Hiring an LLC Formation Service
The LLC formation process, with its forms and fees, might make you want to throw up your hands and surrender. Don’t do that! Instead, consider hiring an online service like ZenBusiness or Northwest Registered Agent.
An online service like we mentioned earlier can quickly take care of all your necessary filings. Plus, they can create a customized operating agreement for you!
Given the amount of time you would spend drafting an agreement from scratch, a formation service is worth it. Not only will you receive a meticulously researched and crafted operating agreement, but you’ll also be able to spend more time growing your business, planning your next move, or just relaxing.
Despite the fact that the operating agreement isn’t mandatory, Arizona still has laws about what it can and cannot do.
By the state’s definition (Code of the District of Columbia, Title 29, Chapter 8), an operating agreement’s purpose is to govern relations, rights, duties, and operations of an LLC’s members. But the document is flexible and can include “any provision that is not contrary to law.” This gives LLC owners the option to structure and control their business as much or as little as they would like.

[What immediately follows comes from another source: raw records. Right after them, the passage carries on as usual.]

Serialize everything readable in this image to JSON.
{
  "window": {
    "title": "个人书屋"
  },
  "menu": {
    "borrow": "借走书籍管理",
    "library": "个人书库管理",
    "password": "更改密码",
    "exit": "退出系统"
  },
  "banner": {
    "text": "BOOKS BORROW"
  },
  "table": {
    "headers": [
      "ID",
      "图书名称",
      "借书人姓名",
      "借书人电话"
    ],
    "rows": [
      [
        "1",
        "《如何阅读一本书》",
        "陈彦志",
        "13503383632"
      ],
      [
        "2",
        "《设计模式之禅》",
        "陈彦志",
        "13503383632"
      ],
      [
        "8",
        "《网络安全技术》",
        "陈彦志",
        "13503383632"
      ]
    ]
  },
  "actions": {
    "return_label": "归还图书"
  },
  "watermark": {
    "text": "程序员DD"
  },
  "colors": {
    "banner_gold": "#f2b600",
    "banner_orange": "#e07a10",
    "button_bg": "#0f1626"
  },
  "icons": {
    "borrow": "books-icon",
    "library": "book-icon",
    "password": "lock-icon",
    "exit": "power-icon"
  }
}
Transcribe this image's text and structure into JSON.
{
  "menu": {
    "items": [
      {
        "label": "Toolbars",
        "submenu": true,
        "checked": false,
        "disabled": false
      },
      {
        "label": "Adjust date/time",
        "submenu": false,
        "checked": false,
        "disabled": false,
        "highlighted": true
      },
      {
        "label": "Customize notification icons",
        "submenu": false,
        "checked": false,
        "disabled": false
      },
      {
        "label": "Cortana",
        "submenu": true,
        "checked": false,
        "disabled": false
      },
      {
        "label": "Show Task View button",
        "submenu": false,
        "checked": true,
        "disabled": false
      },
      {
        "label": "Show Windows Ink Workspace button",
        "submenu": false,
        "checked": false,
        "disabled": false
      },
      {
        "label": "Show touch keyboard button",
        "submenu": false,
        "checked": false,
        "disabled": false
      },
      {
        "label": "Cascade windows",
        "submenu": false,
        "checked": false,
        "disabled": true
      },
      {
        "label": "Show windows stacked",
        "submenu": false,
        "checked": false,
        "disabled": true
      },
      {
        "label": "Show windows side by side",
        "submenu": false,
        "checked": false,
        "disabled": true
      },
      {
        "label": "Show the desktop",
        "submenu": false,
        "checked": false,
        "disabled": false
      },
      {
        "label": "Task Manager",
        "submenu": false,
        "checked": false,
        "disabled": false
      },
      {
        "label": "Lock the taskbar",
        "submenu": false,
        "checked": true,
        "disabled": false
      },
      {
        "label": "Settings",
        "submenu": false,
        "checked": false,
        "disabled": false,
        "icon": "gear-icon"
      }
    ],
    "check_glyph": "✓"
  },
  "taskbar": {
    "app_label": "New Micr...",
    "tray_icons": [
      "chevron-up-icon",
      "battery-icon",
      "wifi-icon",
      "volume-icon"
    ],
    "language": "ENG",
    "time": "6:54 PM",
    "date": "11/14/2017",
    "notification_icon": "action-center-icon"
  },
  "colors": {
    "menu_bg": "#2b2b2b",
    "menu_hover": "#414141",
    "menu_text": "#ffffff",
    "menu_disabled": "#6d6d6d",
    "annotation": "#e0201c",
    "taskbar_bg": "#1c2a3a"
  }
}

But this flexibility isn’t unlimited. An operating agreement may not establish any processes that violate District or federal law, and it doesn’t change the LLC’s culpability for such violations. It cannot make an LLC exempt from registered agent requirements, filing requirements, etc. Further, the operating agreement cannot “unreasonably restrict” an LLC member’s duties and/or rights.
Anything not specified by your operating agreement will be subject to the District’s default laws. For example, if you don’t define how remaining assets should be distributed after your LLC’s dissolution, the District will make that decision for you. An operating agreement is preferable because it’s customized for your business, while state default laws aren’t, so they likely won’t be the best option.
Stay within the guidelines within the District’s statutes, and be sure to make your operating agreement as detailed as possible (so there’s no room for interpretation) and you’ll be good to go!